The Western dialect does not consist of misspellings and incorrect grammar. No one in real life has ever said, and I quote: “I's gonna said rude.” We might say, “He done it” or “I seen him leave” or (in the older, pioneer generation) “He taked a bath.” We would never say “I's gonna said rude.” It makes my brain hurt just thinking about it.
Beyond the dialect issues–which, I'm sure, bothered me more than most–was the lack of real consequences. I enjoy some ruthlessness–TRUE GRIT is a classic, of course–but early in the book, Kate's quest for revenge leads her to kill an innocent person. Though it is technically in self-defense, due to a misunderstanding, the man is no less dead.This is mentioned a few more times throughout the book, but it has no real consequences, and Kate still gets her happy ending--unlike the dead man. It's that lack of consequences, rather than the ruthlessness itself, that bothered me about that particular plot point. If a heroine is going to essentially mow down bystanders in her quest for revenge, I like to see that followed through.
Then there was the treatment of Native Americans. It could have been worse–Liluye, the Apache girl, had little interest in helping the white people, and was definitely the lead of her own story in her own mind–but it was stereotypical overall. “Indians” were presented as the violent, faceless bogeyman for much of the story, and once they appeared as individuals, Liluye and her people fit the shallow “at one with Mother Earth” stereotype you see in movies like Pocahontas.

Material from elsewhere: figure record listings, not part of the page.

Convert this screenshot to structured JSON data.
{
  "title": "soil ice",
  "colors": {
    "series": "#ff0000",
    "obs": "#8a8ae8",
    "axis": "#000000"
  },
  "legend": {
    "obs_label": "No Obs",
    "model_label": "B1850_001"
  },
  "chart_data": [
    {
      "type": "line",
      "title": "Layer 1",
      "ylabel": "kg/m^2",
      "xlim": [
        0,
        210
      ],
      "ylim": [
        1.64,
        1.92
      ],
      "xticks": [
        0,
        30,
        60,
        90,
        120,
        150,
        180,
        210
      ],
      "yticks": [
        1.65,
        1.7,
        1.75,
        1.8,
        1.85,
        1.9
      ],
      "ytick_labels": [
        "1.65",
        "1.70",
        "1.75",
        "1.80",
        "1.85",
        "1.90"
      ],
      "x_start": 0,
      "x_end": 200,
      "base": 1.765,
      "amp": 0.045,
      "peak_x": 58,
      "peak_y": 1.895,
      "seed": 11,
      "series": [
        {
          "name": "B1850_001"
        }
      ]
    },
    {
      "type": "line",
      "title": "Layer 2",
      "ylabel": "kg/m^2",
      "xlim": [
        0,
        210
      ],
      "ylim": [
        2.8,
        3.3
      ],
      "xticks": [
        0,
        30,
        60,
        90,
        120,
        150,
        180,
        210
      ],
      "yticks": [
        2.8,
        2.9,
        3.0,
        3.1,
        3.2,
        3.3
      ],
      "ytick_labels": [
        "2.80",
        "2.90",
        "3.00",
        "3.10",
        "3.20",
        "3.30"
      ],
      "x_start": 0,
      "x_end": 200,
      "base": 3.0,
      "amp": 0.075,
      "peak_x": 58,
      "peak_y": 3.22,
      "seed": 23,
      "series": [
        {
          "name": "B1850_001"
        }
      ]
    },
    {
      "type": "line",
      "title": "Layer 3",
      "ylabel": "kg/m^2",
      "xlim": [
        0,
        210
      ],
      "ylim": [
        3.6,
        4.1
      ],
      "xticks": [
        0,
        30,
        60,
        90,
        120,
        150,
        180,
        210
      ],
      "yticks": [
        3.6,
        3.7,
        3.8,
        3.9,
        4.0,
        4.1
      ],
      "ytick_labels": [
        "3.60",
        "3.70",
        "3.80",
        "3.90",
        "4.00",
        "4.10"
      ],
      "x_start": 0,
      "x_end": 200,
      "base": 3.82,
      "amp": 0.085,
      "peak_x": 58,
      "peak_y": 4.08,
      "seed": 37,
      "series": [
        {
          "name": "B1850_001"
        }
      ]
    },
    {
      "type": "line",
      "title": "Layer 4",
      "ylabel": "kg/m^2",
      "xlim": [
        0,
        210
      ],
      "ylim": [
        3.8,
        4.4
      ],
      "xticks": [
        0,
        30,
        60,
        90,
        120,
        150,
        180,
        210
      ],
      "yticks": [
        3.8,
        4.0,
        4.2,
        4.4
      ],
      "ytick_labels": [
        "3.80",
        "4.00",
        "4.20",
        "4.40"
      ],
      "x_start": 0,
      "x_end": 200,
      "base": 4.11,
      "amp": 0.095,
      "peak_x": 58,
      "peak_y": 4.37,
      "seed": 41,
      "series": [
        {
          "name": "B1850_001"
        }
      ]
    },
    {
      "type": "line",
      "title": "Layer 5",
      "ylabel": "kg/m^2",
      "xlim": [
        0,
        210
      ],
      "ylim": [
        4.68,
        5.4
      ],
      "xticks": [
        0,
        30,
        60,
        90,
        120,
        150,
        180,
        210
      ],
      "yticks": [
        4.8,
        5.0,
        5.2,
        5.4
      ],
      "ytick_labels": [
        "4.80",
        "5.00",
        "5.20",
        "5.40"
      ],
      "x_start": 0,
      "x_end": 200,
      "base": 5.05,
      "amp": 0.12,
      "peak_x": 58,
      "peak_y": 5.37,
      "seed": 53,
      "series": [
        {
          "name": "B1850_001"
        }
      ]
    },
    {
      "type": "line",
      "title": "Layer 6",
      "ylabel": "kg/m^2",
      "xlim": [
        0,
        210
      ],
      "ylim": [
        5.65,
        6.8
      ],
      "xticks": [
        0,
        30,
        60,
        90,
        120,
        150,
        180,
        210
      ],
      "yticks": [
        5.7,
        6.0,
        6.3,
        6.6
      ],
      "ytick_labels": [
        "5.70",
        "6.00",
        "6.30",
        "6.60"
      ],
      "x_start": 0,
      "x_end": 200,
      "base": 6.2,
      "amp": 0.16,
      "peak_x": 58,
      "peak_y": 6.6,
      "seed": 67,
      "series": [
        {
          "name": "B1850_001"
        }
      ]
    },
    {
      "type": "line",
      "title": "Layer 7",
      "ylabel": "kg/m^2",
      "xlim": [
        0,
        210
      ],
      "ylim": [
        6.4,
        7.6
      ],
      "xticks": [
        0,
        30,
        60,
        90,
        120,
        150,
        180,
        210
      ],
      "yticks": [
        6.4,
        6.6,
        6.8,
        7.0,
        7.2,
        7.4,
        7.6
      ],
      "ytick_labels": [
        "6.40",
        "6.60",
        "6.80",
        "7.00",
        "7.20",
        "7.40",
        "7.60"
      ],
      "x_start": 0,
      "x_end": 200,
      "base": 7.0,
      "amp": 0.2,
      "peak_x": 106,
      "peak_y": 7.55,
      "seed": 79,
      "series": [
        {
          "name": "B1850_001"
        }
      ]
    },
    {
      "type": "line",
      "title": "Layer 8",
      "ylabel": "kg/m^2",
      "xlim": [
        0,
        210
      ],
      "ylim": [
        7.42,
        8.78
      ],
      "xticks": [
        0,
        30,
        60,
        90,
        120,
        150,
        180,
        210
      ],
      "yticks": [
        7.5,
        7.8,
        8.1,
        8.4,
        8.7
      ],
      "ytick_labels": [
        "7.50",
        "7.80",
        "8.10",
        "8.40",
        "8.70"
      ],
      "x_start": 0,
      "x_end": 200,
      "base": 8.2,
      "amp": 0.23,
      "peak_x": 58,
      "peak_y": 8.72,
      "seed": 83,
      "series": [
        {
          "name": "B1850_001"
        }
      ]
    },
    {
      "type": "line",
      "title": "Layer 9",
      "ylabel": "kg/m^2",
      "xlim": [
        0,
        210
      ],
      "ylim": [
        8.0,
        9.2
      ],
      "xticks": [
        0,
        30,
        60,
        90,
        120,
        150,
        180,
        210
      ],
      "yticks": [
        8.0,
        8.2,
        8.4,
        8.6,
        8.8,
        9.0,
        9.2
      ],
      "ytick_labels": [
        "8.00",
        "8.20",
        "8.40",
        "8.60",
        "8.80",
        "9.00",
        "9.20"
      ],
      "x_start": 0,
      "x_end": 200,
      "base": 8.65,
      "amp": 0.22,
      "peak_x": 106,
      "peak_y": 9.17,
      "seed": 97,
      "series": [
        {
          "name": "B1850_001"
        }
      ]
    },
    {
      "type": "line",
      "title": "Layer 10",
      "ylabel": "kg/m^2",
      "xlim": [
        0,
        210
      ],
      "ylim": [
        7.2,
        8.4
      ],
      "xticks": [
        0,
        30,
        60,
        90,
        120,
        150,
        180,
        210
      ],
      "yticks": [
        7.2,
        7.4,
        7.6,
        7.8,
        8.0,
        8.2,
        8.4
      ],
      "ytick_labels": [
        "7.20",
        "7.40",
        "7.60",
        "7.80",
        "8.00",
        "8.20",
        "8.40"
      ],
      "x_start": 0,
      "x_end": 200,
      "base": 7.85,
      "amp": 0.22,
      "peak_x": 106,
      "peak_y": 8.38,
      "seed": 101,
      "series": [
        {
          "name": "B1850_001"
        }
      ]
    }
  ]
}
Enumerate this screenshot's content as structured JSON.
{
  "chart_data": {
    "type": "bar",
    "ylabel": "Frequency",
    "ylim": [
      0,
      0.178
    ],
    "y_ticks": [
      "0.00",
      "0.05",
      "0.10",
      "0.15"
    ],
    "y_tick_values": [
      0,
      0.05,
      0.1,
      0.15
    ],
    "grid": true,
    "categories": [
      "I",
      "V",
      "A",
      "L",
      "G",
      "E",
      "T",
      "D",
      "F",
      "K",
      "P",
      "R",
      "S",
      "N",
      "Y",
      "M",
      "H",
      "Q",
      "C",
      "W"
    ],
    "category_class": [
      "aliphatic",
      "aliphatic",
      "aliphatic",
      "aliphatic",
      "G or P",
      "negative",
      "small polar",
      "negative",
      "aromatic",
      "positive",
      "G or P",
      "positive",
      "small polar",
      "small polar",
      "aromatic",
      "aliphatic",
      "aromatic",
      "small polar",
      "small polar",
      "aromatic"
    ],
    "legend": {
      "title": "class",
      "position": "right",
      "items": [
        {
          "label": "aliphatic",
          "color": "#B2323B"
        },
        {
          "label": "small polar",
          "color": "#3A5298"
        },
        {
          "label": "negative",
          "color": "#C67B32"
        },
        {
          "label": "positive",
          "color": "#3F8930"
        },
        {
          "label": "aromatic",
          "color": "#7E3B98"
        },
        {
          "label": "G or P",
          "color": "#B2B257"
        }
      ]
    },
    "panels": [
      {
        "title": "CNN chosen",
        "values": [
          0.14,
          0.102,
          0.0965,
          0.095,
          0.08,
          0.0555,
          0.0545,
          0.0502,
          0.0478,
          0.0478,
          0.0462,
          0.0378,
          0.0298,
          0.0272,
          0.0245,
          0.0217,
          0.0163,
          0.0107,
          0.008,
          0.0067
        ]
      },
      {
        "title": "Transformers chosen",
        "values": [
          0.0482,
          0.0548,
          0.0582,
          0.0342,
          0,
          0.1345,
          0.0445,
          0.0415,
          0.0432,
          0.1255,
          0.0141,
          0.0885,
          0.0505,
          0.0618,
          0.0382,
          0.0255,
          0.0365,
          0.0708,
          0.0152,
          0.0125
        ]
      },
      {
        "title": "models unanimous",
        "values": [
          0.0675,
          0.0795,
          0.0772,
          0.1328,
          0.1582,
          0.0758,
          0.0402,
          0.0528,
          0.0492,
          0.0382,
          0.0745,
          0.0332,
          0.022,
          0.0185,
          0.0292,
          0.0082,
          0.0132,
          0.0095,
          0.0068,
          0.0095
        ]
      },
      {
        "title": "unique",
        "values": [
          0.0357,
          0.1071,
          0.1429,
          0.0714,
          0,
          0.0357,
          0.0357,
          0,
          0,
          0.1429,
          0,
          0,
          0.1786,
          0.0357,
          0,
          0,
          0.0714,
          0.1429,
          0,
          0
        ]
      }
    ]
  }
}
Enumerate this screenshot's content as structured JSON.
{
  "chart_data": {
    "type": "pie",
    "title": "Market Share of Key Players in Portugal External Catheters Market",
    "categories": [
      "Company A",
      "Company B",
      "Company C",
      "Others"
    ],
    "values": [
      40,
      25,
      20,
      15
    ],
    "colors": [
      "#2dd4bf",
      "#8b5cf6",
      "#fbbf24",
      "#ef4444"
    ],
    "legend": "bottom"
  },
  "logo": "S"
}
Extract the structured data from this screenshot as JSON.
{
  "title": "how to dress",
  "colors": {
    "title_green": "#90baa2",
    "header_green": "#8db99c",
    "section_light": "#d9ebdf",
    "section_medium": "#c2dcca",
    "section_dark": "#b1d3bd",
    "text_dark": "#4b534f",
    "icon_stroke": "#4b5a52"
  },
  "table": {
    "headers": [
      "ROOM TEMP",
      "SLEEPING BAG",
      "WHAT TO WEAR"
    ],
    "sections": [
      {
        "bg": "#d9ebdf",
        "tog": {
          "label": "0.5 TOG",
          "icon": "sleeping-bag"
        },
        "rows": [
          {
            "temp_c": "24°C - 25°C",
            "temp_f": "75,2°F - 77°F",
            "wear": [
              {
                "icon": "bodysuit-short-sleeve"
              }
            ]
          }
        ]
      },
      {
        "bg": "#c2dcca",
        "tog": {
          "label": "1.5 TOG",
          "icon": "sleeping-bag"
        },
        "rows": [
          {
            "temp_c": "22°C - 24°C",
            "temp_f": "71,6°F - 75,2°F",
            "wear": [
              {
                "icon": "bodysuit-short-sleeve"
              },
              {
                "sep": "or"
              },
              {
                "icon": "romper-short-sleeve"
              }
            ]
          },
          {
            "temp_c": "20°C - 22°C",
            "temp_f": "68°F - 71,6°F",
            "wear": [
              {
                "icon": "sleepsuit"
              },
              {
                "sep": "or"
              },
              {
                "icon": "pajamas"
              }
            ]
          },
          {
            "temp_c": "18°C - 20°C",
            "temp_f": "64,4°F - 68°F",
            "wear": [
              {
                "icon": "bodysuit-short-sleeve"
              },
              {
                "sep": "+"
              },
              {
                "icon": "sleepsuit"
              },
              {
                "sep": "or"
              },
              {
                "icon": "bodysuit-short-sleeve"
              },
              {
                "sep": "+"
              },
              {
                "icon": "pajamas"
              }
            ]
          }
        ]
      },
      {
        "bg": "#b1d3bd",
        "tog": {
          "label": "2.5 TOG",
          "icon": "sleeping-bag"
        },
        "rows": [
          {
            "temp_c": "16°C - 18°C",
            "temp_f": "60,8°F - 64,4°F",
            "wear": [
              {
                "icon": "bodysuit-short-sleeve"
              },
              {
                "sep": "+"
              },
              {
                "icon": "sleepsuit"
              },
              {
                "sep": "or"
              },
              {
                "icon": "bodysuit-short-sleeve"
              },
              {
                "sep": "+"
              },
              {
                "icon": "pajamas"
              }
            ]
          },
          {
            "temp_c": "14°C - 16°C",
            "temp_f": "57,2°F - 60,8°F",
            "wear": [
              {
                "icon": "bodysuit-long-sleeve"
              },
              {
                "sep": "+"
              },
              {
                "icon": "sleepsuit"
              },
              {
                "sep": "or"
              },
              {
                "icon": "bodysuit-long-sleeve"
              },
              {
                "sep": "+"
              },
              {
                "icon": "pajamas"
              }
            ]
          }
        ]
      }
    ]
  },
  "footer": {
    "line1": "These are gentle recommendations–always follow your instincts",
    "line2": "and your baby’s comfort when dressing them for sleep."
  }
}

This isn't to say there weren't positives. Kate's brutal, ruthless pursuit of “justice” (actually revenge) was sometimes compelling, and might have been more so had her actions been followed by real, permanent consequences. Kate's act of saving Liluye's life would usually have led to the tired, ugly old trope of a person of color who is blindly devoted to serving the white main character, and though the treatment of the Apache characters was tired and trope-y in nearly every other way, it was refreshing to have Liluye go, “Forget this, I owe you people pretty much nothing.” There's one moment, between Kate and her love interest, that demonstrates consent in a very healthy way. And toward the end of the book, there was a twist I very much didn't see coming.
What killed the story for me was: The lack of consequences (for Kate), the stereotypical Natives, and the clumsy attempt at Western dialect, which at its best absolutely glows in storytelling.